Testing

There are different levels of testing.

Single Use Code Sometime we write codes for one time data analysis. In this case we know exactly what is going in and what we expect to get out. We do sanity checks, we run code on something that we know the expected output and that is about it.

Repetative Use Code When you get good at functional programming you start to use the same function over and over. In this case it is good to write a set of tests which you can run to make sure your function behaves the way you expect it in all situations - not just the first situation you wrote it for.

Test Driven Development In large projects or contract driven projects a project can be defined by its tests (e.g. The program should do x when given y). In this case you can write the tests first and then when you program satisfies all of them, you are done.

Testing the product

The simplest testing you can do is to test that you get what you expect in a specific circumstance. Let's use the module we wrote yesterday

In [1]:
import plot_temperature
In [2]:
dir(plot_temperature)
Out[2]:
['__builtins__',
 '__doc__',
 '__file__',
 '__name__',
 '__package__',
 'convert_fahrenheit_to_celsius',
 'np',
 'plot_data',
 'pyplot',
 'read_csv_file']

We will start by testing read_csv_file

In [3]:
cat mosquito_data_A1.csv
year,temperature,rainfall,mosquitos
2001,87,222,198
2002,72,103,105
2003,77,176,166
2004,89,236,210
2005,88,283,242
2006,89,151,147
2007,71,121,117
2008,88,267,232
2009,85,211,191
2010,75,101,106
In [4]:
def test_output_read_csv_file():
    year, temperature, rainfall, mosquitos = plot_temperature.read_csv_file('mosquito_data_A1.csv')
    year_key = [2001, 2002, 2003, 2004, 2005, 2006, 2007, 2008, 2009, 2010]
    for yr_guess, yr_solution in zip(year, year_key):
        assert yr_guess == yr_solution, 'year doesn\'t match key'

There are two new statements in here:

  1. zip: this says loop over each array together (e.g. take the first item of every array, then the second, then the third, etc)
  2. assert: assert statements have the format: assert conditional, print_statement.
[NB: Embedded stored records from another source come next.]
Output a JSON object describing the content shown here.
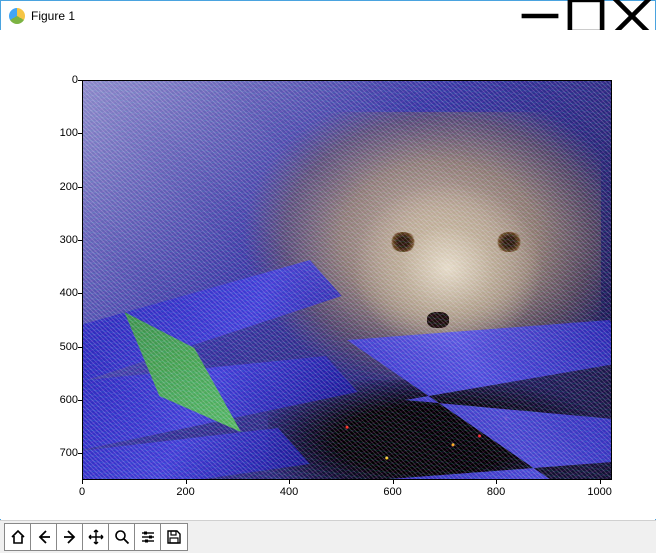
{
  "window": {
    "title": "Figure 1"
  },
  "win_controls": {
    "minimize": "minimize",
    "maximize": "maximize",
    "close": "close"
  },
  "axes": {
    "x_ticks": [
      "0",
      "200",
      "400",
      "600",
      "800",
      "1000"
    ],
    "y_ticks": [
      "0",
      "100",
      "200",
      "300",
      "400",
      "500",
      "600",
      "700"
    ],
    "x_range": [
      0,
      1000
    ],
    "y_range": [
      0,
      750
    ],
    "image_extent": {
      "x": [
        0,
        1024
      ],
      "y": [
        0,
        768
      ]
    }
  },
  "toolbar": {
    "buttons": [
      {
        "name": "home-button",
        "icon": "home-icon"
      },
      {
        "name": "back-button",
        "icon": "arrow-left-icon"
      },
      {
        "name": "forward-button",
        "icon": "arrow-right-icon"
      },
      {
        "name": "pan-button",
        "icon": "move-icon"
      },
      {
        "name": "zoom-button",
        "icon": "magnify-icon"
      },
      {
        "name": "subplots-button",
        "icon": "sliders-icon"
      },
      {
        "name": "save-button",
        "icon": "save-icon"
      }
    ]
  }
}
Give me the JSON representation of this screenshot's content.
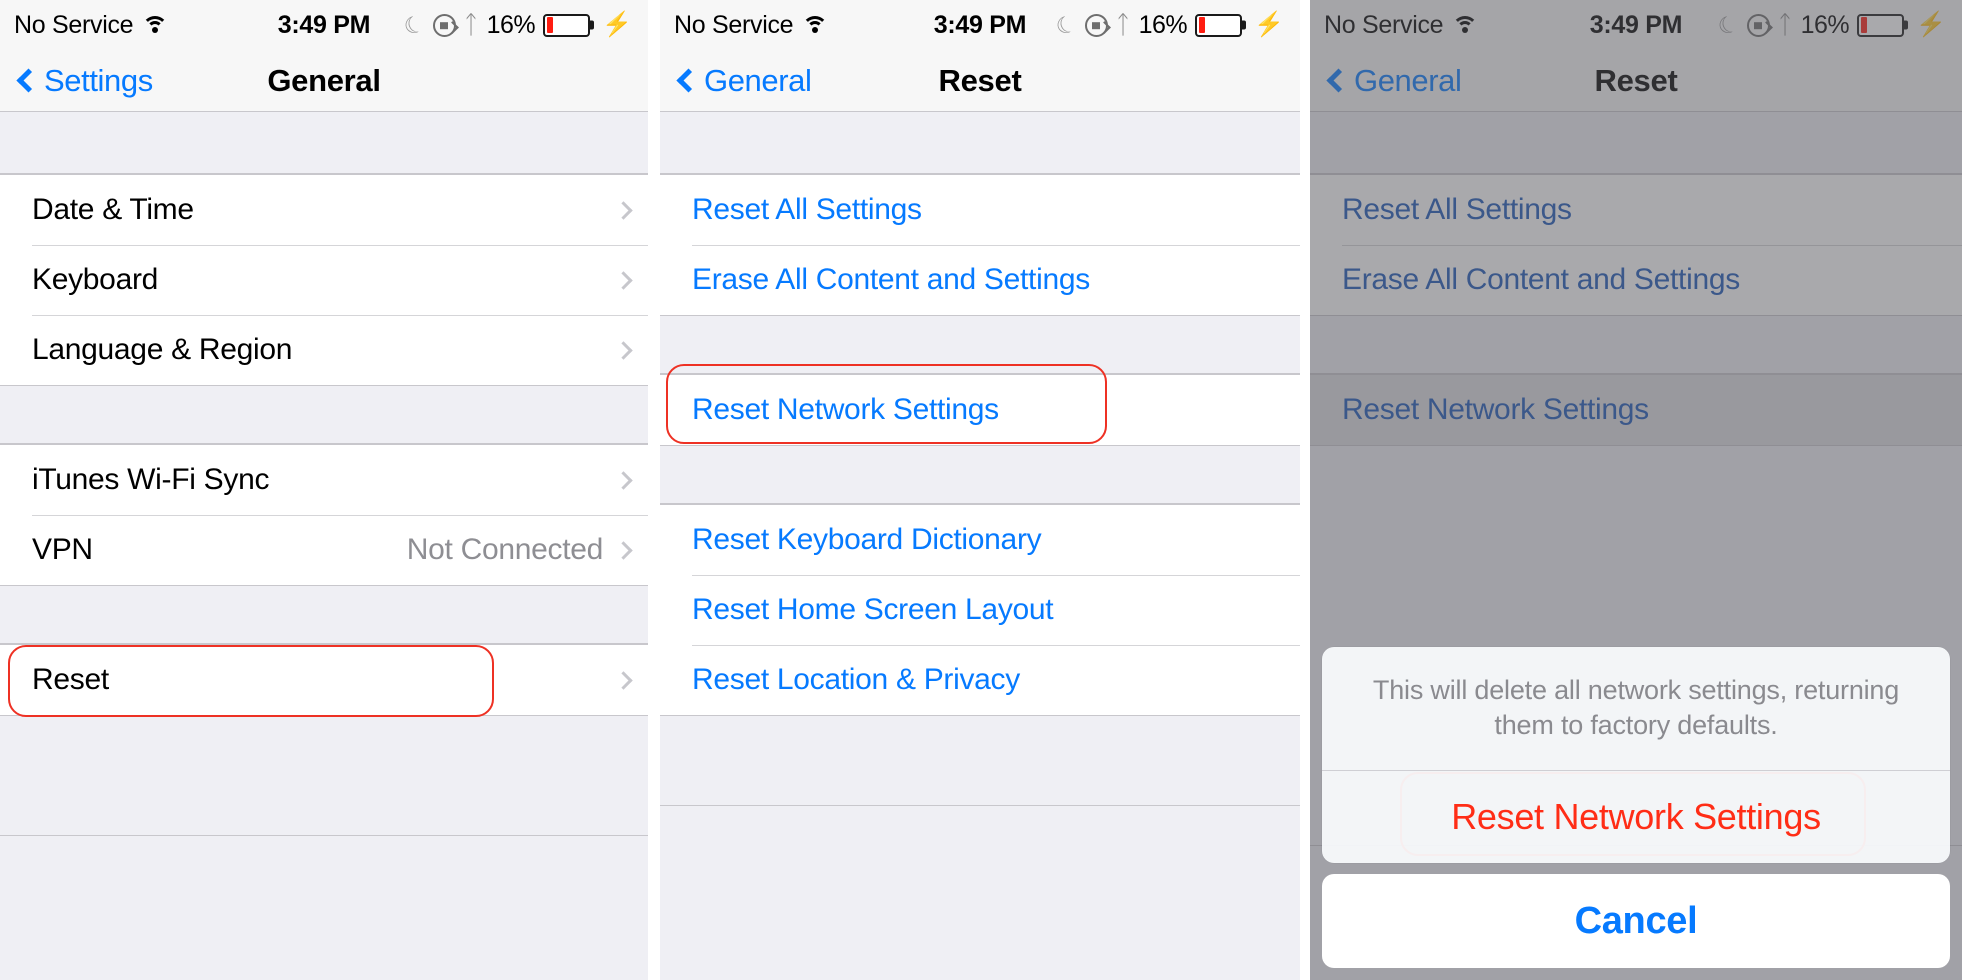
{
  "status_bar": {
    "carrier": "No Service",
    "wifi_icon": "wifi-icon",
    "time": "3:49 PM",
    "dnd_icon": "moon-icon",
    "rotation_lock_icon": "rotation-lock-icon",
    "bluetooth_icon": "bluetooth-icon",
    "battery_percent": "16%",
    "battery_level": 16,
    "charging_icon": "lightning-bolt-icon"
  },
  "colors": {
    "accent_blue": "#067aff",
    "destructive_red": "#ff2d16",
    "annotation_red": "#ee3124",
    "group_background": "#efeff4",
    "row_background": "#ffffff",
    "separator": "#c8c7cc",
    "secondary_text": "#8e8e93"
  },
  "panel1": {
    "nav": {
      "back_label": "Settings",
      "title": "General",
      "back_icon": "chevron-left-icon"
    },
    "groups": [
      {
        "rows": [
          {
            "label": "Date & Time",
            "value": "",
            "disclosure": true
          },
          {
            "label": "Keyboard",
            "value": "",
            "disclosure": true
          },
          {
            "label": "Language & Region",
            "value": "",
            "disclosure": true
          }
        ]
      },
      {
        "rows": [
          {
            "label": "iTunes Wi-Fi Sync",
            "value": "",
            "disclosure": true
          },
          {
            "label": "VPN",
            "value": "Not Connected",
            "disclosure": true
          }
        ]
      },
      {
        "rows": [
          {
            "label": "Reset",
            "value": "",
            "disclosure": true,
            "annotated": true
          }
        ]
      }
    ]
  },
  "panel2": {
    "nav": {
      "back_label": "General",
      "title": "Reset",
      "back_icon": "chevron-left-icon"
    },
    "groups": [
      {
        "rows": [
          {
            "label": "Reset All Settings"
          },
          {
            "label": "Erase All Content and Settings"
          }
        ]
      },
      {
        "rows": [
          {
            "label": "Reset Network Settings",
            "annotated": true
          }
        ]
      },
      {
        "rows": [
          {
            "label": "Reset Keyboard Dictionary"
          },
          {
            "label": "Reset Home Screen Layout"
          },
          {
            "label": "Reset Location & Privacy"
          }
        ]
      }
    ]
  },
  "panel3": {
    "nav": {
      "back_label": "General",
      "title": "Reset",
      "back_icon": "chevron-left-icon"
    },
    "groups": [
      {
        "rows": [
          {
            "label": "Reset All Settings"
          },
          {
            "label": "Erase All Content and Settings"
          }
        ]
      },
      {
        "rows": [
          {
            "label": "Reset Network Settings",
            "pressed": true
          }
        ]
      }
    ],
    "action_sheet": {
      "message": "This will delete all network settings, returning them to factory defaults.",
      "destructive_label": "Reset Network Settings",
      "destructive_annotated": true,
      "cancel_label": "Cancel"
    }
  }
}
This says if this statement is not true, print this message
In [5]:
test_output_read_csv_file()

Alternately you can type:

In [9]:
def test_output_read_csv_file():
    year, temperature, rainfall, mosquitos = plot_temperature.read_csv_file('mosquito_data_A1.csv')
    assert (year == np.array([2001, 2002, 2003, 2004, 2005, 2006, 2007, 2008, 2009, 2010])).all()
In [10]:
test_output_read_csv_file()

This test actually tests that given known input we get out what we expect.

Challenge

Write a test for convert_fahrenheit_to_celsius

Solution

In [13]:
def test_convert_fahrenheit_to_celsius():
    temp_c = plot_temperature.convert_fahrenheit_to_celsius(32)
    assert temp_c == 0, '32F != 0C'
In [14]:
test_convert_fahrenheit_to_celsius()

Testing inputs

Sometimes you may want to test that a user gave you the right input. For instance in read_csv_file you may want to test that what is passed in is a string. This often needs to be done in the code.

In [22]:
def read_csv_file(filename):
    '''
    This code will read in a CSV file of year, temperature, rainfall, and number of mosquitos and return 4 arrays, one for each column
    '''
    assert type(filename) is str, 'filename must be a string'
    year, temperature, rainfall, mosquitos = np.genfromtxt(filename, skiprows = 1, delimiter = ',', unpack = True)
    return year, temperature, rainfall, mosquitos
In [24]:
read_csv_file('mosquito_data_A1.csv')
Out[24]:
(array([ 2001.,  2002.,  2003.,  2004.,  2005.,  2006.,  2007.,  2008.,
        2009.,  2010.]),
 array([ 87.,  72.,  77.,  89.,  88.,  89.,  71.,  88.,  85.,  75.]),
 array([ 222.,  103.,  176.,  236.,  283.,  151.,  121.,  267.,  211.,  101.]),
 array([ 198.,  105.,  166.,  210.,  242.,  147.,  117.,  232.,  191.,  106.]))
In [25]:
def read_csv_file(filename):
    '''
    This code will read in a CSV file of year, temperature, rainfall, and number of mosquitos and return 4 arrays, one for each column
    '''
    assert isinstance(filename, str), 'filename must be a string'
    year, temperature, rainfall, mosquitos = np.genfromtxt(filename, skiprows = 1, delimiter = ',', unpack = True)
    return year, temperature, rainfall, mosquitos
In [26]:
read_csv_file('mosquito_data_A1.csv')
Out[26]:
(array([ 2001.,  2002.,  2003.,  2004.,  2005.,  2006.,  2007.,  2008.,
        2009.,  2010.]),
 array([ 87.,  72.,  77.,  89.,  88.,  89.,  71.,  88.,  85.,  75.]),
 array([ 222.,  103.,  176.,  236.,  283.,  151.,  121.,  267.,  211.,  101.]),
 array([ 198.,  105.,  166.,  210.,  242.,  147.,  117.,  232.,  191.,  106.]))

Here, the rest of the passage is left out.